While some stress is normal in a workplace environment, employers can still help employees reduce their stress levels by:
- Providing on-site massages
- Creating a flexible work environment (ability to work from home or work flexible hours)
- Encouraging employees to use their PTO
- Offering mental health days
- Hosting lunch-and-learn sessions with a healthcare professional to help employees learn to better cope with stress
- Daily meditation
- On-site yoga instructor
- Providing discounts for counseling or therapy services
According to the ACC, approximately 23.4 million American adults have diabetes, while an estimated 7.6 million have undiagnosed diabetes. Adults with diabetes are two to four times more likely to have heart disease or a stroke than adults without diabetes. This is because diabetes can cause high blood pressure, abnormal cholesterol, high triglycerides, obesity, and a lack of physical activity. All of which can great increase the risk of heart disease.

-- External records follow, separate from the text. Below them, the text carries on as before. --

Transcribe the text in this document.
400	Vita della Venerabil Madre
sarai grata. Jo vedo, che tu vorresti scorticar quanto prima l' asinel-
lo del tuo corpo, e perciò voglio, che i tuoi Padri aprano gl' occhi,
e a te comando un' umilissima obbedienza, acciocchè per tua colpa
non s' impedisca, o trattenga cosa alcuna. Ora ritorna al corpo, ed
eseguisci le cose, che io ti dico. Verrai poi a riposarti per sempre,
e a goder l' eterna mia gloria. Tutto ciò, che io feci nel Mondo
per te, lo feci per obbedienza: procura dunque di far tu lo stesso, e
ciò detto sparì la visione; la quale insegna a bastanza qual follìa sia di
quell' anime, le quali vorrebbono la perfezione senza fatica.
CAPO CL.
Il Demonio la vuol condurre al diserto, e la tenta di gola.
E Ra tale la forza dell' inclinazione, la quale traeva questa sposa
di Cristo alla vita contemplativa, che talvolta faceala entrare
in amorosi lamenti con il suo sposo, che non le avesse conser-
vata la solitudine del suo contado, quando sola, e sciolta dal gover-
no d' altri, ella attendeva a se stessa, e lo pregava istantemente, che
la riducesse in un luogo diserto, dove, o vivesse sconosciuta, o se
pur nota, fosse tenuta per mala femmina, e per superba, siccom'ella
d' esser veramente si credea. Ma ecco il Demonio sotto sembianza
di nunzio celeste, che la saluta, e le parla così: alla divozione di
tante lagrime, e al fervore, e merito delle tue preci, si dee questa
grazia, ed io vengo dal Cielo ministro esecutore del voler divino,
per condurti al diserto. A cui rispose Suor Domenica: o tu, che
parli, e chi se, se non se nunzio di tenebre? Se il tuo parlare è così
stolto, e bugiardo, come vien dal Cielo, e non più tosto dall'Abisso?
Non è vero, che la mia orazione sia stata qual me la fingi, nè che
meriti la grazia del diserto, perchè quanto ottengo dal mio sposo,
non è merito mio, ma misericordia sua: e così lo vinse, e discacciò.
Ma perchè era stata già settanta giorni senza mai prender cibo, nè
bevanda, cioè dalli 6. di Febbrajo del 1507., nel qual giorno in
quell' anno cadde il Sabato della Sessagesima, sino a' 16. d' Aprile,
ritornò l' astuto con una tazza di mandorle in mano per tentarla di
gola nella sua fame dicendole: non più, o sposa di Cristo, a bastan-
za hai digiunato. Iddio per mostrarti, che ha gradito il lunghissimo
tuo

Employers can help spread awareness of type 2 diabetes prevention by:
- Educating employees on the importance of regular exercise and a balanced diet
- Hosting annual biometric screenings to test blood glucose levels
- Providing educational resources on diabetes
High Blood Pressure
An estimated 85.7 million Americans (or 34% of the population) have high blood pressure. High blood pressure can lead to an increased risk of coronary artery disease and heart attack. The good news about high blood pressure is that it can be easily detected and lowered with a few lifestyle changes or medication (if prescribed by a doctor).
Employers can help employees lower their blood pressure by:
- Hosting annual biometric screenings to test blood pressure
- Addressing and lowering stress levels in the office
- Promoting regular exercise
- Providing educational resources for ways to keep blood pressure in check
High levels of LDL cholesterol (the bad type of cholesterol) are associated with a higher risk of heart disease. According to the ACC, an estimated one out of every three U.S. adults has elevated low-density lipoprotein cholesterol levels. Too much cholesterol in the blood can cause build-up in the arteries. This leads to atherosclerosis, which is a serious form of heart disease.
Employers can help employees lower their LDL cholesterol by:
- Providing heart-healthy choices in the office kitchens and break rooms (fresh fruit, veggies, whole-grains, healthy fats)
- Hosting annual biometric screenings to test cholesterol levels
- Encouraging employees with high cholesterol to speak with a nutritionist or other healthcare professional
Be sure your employees are educated about the controllable risk factors that can lead to heart disease. Employees should also be encouraged to attend annual preventative checkups and consult with a healthcare professional if they have any of the above risk factors of heart disease. When it comes to heart disease, remember that prevention is key. Maintaining a healthy diet, exercising regularly, and living tobacco-free are some of the best ways to keep a healthy heart.